Over the weekend I wrote about how the Pittsburgh Pirates are planning on utilizing more outfield shifts in 2014, much in the same way that they went to the extreme with infield shifts during the 2013 season.
One of the first things that comes to mind when thinking about outfield shifts are the shifts that the Pirates employed a few years ago. They would position the left fielder close to center field, cutting off the Notch. I spoke with Neal Huntington about the upcoming Pirates outfield shifts, and he said that what they have planned is different from the old “no triples” defense.
“It’s a little more advanced,” Huntington said. “The ironic part about the two center fielders — and then Travis Snider does a nice job, Tabata does a nice job — we could actually theoretically be less aggressive with the outfielders because they cover so much ground. But in our minds, we can be more aggressive, and they’ll cover the odd hit that goes against where the odds say the ball is going to be hit, and still cover that. And not have a double turn into a triple, or a single turn into a double because we are playing the percentages. But Dan Fox and Mike Fitzgerald, and our analysts in the office have done a good job of crunching the data even more, and we’ve got some things we’re working through and some things that we’ve discovered that can allow us to feel better about the positioning, because it’s just better data. It’s a better breakdown of the data. It’s deeper, and yet it’s more consistent as well.”
The premise for the outfielders will be the same as the approach with the infielders: put the players where the opponents are most likely to hit the ball. There are some challenges to this approach, and people often notice when it goes wrong. Huntington pointed out how people tend to notice when a four hopper rolls by where the second baseman is traditionally positioned, but don’t remember when a two hopper behind the second base bag goes for an out because the second baseman or shortstop was positioned there. There’s less risk involved with infield shifts, because if you’re wrong, it’s only a base hit. There’s more risk in the outfield shifts.

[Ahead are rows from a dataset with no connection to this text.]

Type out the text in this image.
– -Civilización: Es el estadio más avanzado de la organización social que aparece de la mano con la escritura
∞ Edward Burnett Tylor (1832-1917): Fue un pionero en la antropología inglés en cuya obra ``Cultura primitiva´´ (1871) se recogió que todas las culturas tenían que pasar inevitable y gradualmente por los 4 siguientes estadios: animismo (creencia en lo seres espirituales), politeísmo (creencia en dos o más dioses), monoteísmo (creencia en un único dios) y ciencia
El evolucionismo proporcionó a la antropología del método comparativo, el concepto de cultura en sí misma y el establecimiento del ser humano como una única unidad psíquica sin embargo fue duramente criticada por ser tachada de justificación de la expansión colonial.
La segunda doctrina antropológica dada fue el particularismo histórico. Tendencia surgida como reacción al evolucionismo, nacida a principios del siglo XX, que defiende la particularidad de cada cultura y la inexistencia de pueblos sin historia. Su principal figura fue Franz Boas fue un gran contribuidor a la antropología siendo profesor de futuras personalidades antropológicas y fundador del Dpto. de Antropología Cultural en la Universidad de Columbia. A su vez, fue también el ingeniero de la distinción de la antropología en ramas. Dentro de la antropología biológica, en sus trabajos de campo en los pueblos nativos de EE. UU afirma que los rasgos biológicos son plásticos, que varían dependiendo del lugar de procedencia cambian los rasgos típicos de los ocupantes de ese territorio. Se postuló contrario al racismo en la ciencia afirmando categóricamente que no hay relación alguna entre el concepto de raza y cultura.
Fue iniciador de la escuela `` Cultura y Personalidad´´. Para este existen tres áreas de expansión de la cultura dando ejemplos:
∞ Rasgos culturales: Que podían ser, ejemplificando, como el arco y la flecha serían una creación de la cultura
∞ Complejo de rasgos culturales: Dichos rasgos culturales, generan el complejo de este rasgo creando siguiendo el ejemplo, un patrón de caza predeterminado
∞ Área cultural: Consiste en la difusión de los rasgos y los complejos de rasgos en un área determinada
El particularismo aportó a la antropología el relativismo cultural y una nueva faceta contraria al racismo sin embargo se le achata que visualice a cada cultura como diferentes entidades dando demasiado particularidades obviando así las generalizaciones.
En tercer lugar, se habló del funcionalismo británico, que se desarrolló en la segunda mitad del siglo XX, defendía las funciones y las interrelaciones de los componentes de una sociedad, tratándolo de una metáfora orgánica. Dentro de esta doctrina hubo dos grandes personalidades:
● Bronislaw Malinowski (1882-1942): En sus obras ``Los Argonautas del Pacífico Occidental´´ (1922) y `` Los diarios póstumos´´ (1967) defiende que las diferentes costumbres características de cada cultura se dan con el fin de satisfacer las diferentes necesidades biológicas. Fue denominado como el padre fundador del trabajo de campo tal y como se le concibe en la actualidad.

“If you go too aggressive in your outfield shifts, and a ball finds a gap, it’s two bases instead of one, or it’s three bases instead of two, or that runner scores at first instead of being kept in front,” Huntington said. “So there’s a little more risk/reward involved in the outfield defense, but again the basic premise is putting our defenders in position to make the most number of plays possible. And sometimes that will result in a little bit of an unorthodox look, and it will result in some unorthodox outcomes where a ball that’s traditionally a single is now a double, because Marte has had to go so far, or because our right fielders had to go so far.”
I’ve been talking about infield shifts and outfield shifts as mutually exclusive things, mostly because it’s easier to write about them when separating them. However, I asked Huntington if it is possible that the team could look at the shifts in the context of an entire field, rather than the infield and outfield operating as separate units.
“They do work as a unit, but there may be opportunities where an infield shift is different than an outfield shift,” Huntington said. “We may be to pull side on the infield, and to the off side in the outfield, and it may look a little unorthodox, and it may create a hole somewhere. But the reality is that we’re going to position guys in a spot to make the most number of plays that they can, while again in the outfield, taking consideration of the risk of a well hit ball finding a gap, versus what would normally be a single or a ball that’s caught.”